I did all of this while studying, in my free time or during my holidays. I know what going to the fields is and going on a train at 4 AM in the morning with a backpack full of rice to sell in the city by the pound in order to get by as the money we had wasn’t even enough to put food on the table. The rationed wasn’t enough to eat the entire month and you had to go out and buy on the black market where everything was a lot more expensive. I sold tilapia, made polyester brooms to save some money and put clothes on my back, that was my life in Cuba where the Castros say that children live happily.

Leaving Cuba opened up my eyes even more and I realized that capitalism is the same thing, the only difference being that here it’s easier to get a get a hold of things and they are much cheaper. I worked and studied the same but I had money to pay for my studies and eat, I had money to buy clothes, here I work for a fair wage and not a miserable salary which doesn’t get me by at all. Here, I can cover my basic needs and give myself the luxuries I want.

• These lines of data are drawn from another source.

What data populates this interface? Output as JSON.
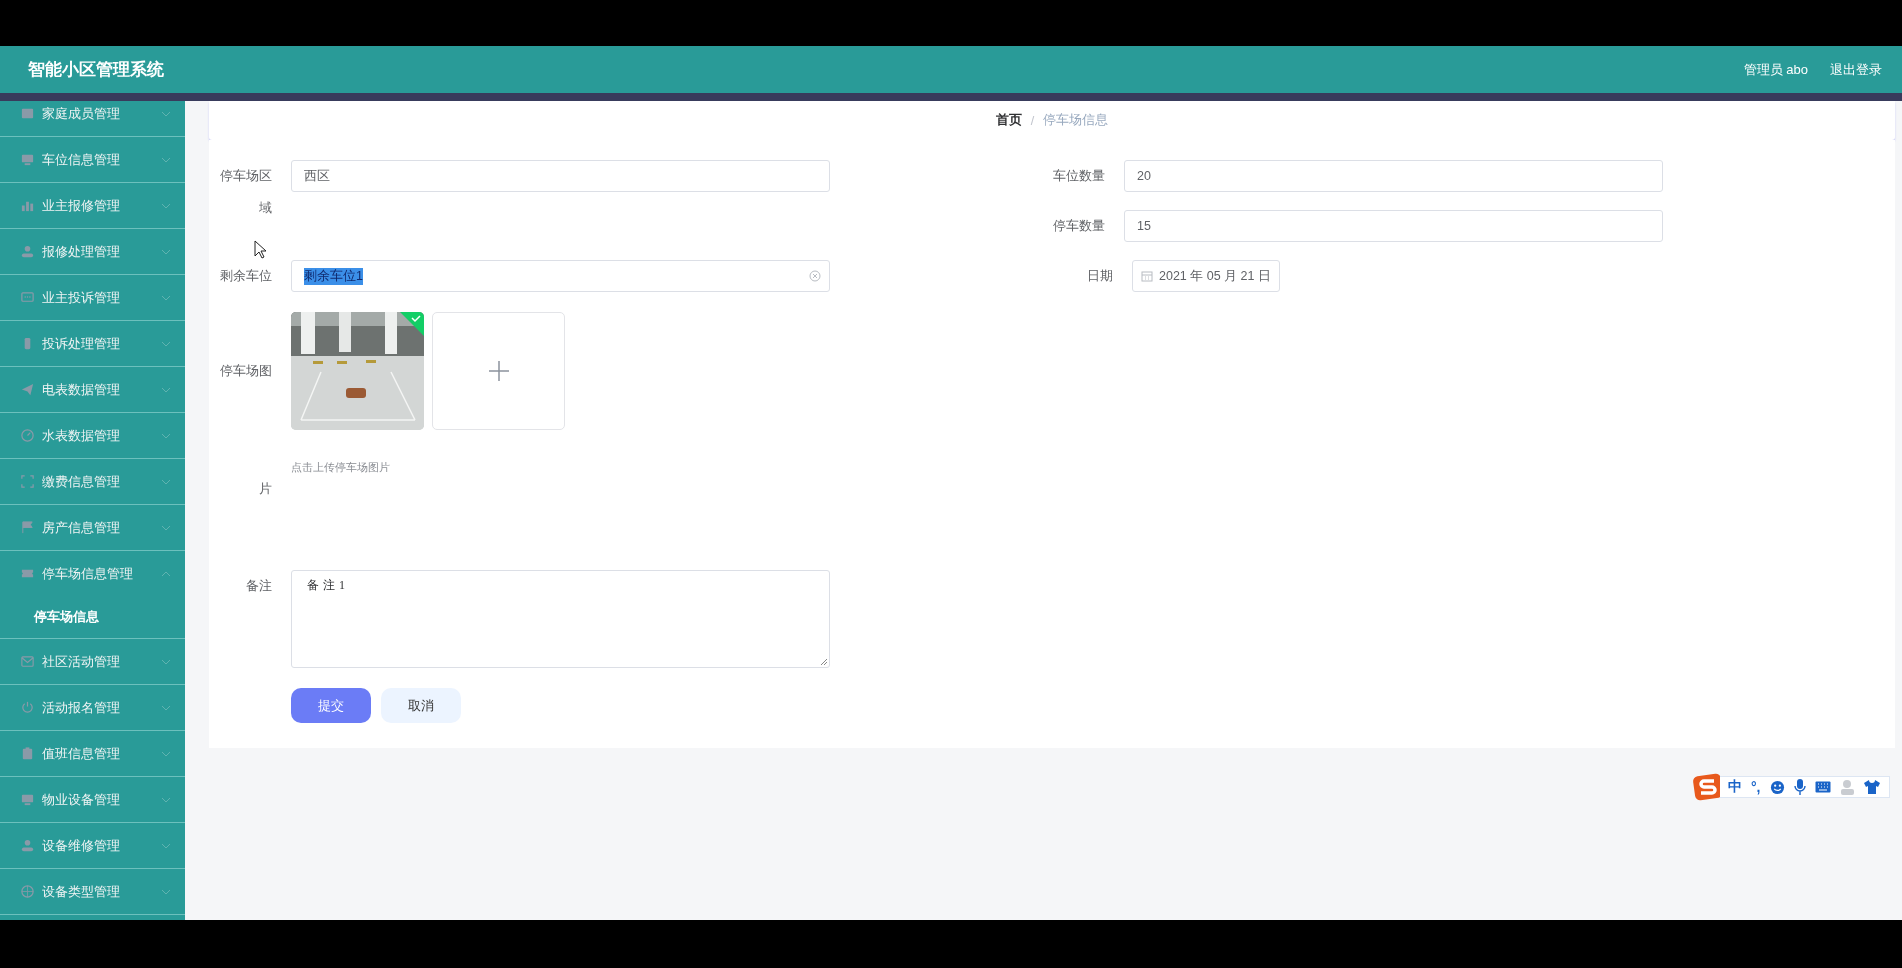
{
  "header": {
    "title": "智能小区管理系统",
    "user": "管理员 abo",
    "logout": "退出登录"
  },
  "sidebar": {
    "items": [
      {
        "label": "家庭成员管理",
        "expanded": false
      },
      {
        "label": "车位信息管理",
        "expanded": false
      },
      {
        "label": "业主报修管理",
        "expanded": false
      },
      {
        "label": "报修处理管理",
        "expanded": false
      },
      {
        "label": "业主投诉管理",
        "expanded": false
      },
      {
        "label": "投诉处理管理",
        "expanded": false
      },
      {
        "label": "电表数据管理",
        "expanded": false
      },
      {
        "label": "水表数据管理",
        "expanded": false
      },
      {
        "label": "缴费信息管理",
        "expanded": false
      },
      {
        "label": "房产信息管理",
        "expanded": false
      },
      {
        "label": "停车场信息管理",
        "expanded": true,
        "children": [
          {
            "label": "停车场信息",
            "selected": true
          }
        ]
      },
      {
        "label": "社区活动管理",
        "expanded": false
      },
      {
        "label": "活动报名管理",
        "expanded": false
      },
      {
        "label": "值班信息管理",
        "expanded": false
      },
      {
        "label": "物业设备管理",
        "expanded": false
      },
      {
        "label": "设备维修管理",
        "expanded": false
      },
      {
        "label": "设备类型管理",
        "expanded": false
      }
    ]
  },
  "breadcrumb": {
    "separator": "/",
    "items": [
      {
        "label": "首页",
        "current": false
      },
      {
        "label": "停车场信息",
        "current": true
      }
    ]
  },
  "form": {
    "left_fields": [
      {
        "kind": "text",
        "label": "停车场区域",
        "value": "西区"
      },
      {
        "kind": "text",
        "label": "剩余车位",
        "value": "剩余车位1",
        "text_selected": true,
        "clearable": true
      },
      {
        "kind": "image_upload",
        "label": "停车场图片",
        "images": [
          {
            "kind": "picture",
            "uploaded": true
          }
        ],
        "hint": "点击上传停车场图片"
      },
      {
        "kind": "textarea",
        "label": "备注",
        "value": "备注1"
      }
    ],
    "right_fields": [
      {
        "kind": "text",
        "label": "车位数量",
        "value": "20"
      },
      {
        "kind": "text",
        "label": "停车数量",
        "value": "15"
      },
      {
        "kind": "date",
        "label": "日期",
        "value": "2021 年 05 月 21 日"
      }
    ],
    "buttons": [
      {
        "kind": "primary",
        "label": "提交"
      },
      {
        "kind": "plain",
        "label": "取消"
      }
    ]
  },
  "ime_toolbar": {
    "mode": "中",
    "punctuation": "°,"
  }
}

Here, I am free and I don’t need to sell on the street in secret, or sacrifice my free time to work to cover my basic needs or some small desire. Here, I am the owner of my own business and I have the opportunity to bless other people by giving them work so they can put food on their tables. This is my life outside of Cuba.
—–
Note: I would like to thank you for the opportunity to present this brief summary of my life and my path as an emigre outside of the frontiers of my own country. I have left out many anecdotes so as not to make this interview too long.

Thank you for the wonderful work you are doing and thank you, especially, for taking me into account, I know that many people like me value the great risk you put yourselves at in by doing this and we value the amazing work you are doing. I send you, a big and sincere hug from San Jose, Costa Rica.